For the first time in the living memory of most voters there is not a Conservative government at the helm of one of the four larger provinces, and no prospect that one will be elected anytime soon. Harper’s brand of conservatism was massively rejected in Atlantic Canada and rightly so. Harper basically ignored everyone east of Quebec and only those who were as determined as Danny Williams managed to get listened to in Ottawa.

Ontario and Alberta are homes to conflicted and divided Conservative houses. And as a Newfoundlander, once my fellow newfies go to the polls at the end of the month there is a strong probability that province’s current Tory government will also be ousted.

One has to question what the Conservatives have done across this country. Here in Yukon one has to really question what our “conservative” Yukon Party has really done. With record federal support payments and associated budgets the Yukon Party has failed to diversify the economy. It has failed to even present a strategy to create sustainability or for Yukoners to actually have a realistic strategic plan for economic development and growth.

With First Nations the record of positive relations with the Yukon Party has been nothing but dismal. The relationships are so bad that they have only resulted in the courts now setting the framework on how the government should live up to its side of the Umbrella Final Agreement and meanwhile sacrificed the exploration sector by creating an environment of regulatory uncertainty, confusing and extended permitting for projects, and continued process chaos.

Instead of being concerned and actually doing something about it, the Yukon Party under the leadership of Darrell Pasloski seem happy to belong to a welfare state where their activities remain solely dependent on the results of a bi-annual meeting “at the federal trough” where the amounts of the federal subsidies are determined. And meanwhile the bureaucracy grows, generating enough paper each day to keep a pulp and paper mill going and regulating the living daylights of the shattered remains of the private sector. The survivors in business dare not criticize, as their businesses are so dependent on the local trough to maintain their revenues.

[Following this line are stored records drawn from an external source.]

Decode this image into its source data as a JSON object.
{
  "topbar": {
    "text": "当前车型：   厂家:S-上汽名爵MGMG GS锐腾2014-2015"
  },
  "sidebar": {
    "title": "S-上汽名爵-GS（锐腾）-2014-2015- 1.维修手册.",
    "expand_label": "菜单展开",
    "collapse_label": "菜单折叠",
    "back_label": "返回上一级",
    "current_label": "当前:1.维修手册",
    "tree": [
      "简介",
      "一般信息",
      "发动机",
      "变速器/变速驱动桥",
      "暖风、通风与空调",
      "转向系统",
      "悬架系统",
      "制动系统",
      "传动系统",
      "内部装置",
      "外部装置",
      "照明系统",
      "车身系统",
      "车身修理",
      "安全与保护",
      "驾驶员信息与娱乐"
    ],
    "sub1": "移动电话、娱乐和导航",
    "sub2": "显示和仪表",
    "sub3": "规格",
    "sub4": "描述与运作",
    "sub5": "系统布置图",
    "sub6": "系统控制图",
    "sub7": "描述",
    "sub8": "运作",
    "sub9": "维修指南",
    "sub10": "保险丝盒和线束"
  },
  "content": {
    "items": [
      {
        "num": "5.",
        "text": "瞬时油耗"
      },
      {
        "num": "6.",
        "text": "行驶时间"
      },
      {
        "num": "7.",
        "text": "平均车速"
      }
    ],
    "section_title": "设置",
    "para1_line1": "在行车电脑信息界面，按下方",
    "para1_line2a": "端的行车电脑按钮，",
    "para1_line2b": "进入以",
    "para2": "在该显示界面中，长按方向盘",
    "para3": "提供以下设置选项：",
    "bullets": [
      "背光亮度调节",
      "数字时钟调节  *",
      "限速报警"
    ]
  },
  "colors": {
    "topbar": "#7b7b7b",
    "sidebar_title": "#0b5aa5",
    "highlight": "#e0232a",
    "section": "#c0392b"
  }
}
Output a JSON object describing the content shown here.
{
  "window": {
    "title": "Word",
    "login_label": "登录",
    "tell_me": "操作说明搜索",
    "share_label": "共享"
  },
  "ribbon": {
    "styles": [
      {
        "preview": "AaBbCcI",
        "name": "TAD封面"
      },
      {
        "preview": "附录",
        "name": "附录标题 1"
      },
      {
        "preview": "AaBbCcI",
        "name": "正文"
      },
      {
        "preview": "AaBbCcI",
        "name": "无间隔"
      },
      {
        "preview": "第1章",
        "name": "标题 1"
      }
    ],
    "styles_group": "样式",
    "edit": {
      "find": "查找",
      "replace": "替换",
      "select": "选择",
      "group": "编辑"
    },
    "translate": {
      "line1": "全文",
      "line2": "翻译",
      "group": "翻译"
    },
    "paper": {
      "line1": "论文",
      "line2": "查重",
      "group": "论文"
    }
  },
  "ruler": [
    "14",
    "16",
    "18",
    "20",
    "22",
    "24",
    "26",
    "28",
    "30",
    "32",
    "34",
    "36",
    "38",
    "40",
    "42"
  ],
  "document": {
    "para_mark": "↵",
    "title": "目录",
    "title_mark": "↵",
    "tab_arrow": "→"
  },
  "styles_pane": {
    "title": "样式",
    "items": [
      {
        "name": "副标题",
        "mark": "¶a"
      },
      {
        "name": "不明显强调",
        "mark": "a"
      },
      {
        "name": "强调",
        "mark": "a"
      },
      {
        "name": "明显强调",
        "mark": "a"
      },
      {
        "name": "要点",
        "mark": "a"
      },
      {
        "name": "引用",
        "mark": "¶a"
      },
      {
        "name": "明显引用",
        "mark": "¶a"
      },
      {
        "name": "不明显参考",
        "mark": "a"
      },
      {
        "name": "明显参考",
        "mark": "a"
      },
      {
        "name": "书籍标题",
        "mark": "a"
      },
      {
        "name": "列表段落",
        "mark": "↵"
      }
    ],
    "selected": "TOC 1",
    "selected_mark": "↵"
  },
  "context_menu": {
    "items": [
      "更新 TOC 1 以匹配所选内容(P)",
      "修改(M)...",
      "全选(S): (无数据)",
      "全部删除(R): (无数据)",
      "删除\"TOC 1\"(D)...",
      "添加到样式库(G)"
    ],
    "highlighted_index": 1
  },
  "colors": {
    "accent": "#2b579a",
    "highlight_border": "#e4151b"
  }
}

I was once a believer of the Yukon Party. I raised funds for them, went to their events, and tried to work closely with them to better our society. But then I noticed they were just not listening to anything.

The arrogance of leadership has gotten worse, and it is now clear that it is time for a change in government within Yukon. Like the rest of the country, most of us have had enough of the Conservatives and locally the Yukon Party. As a result of their practices those of us who challenge them, like me, ultimately get black-listed and are driven out of Yukon to seek employment elsewhere.

We are not given full and fair opportunity to compete for positions or contracts. We are not on the sole-sourced contracts list that feed those who kiss the ground Yukon Party officials walk on. And despite our expertise being better than most, we are trampled over by an ongoing parade of work and jobs given to “expert cheechakos” or outside companies, as they obviously are better than us according to the gospel of the Yukon Party.

Kevin Brewer is an an unemployed geologist who still resides in Whitehorse.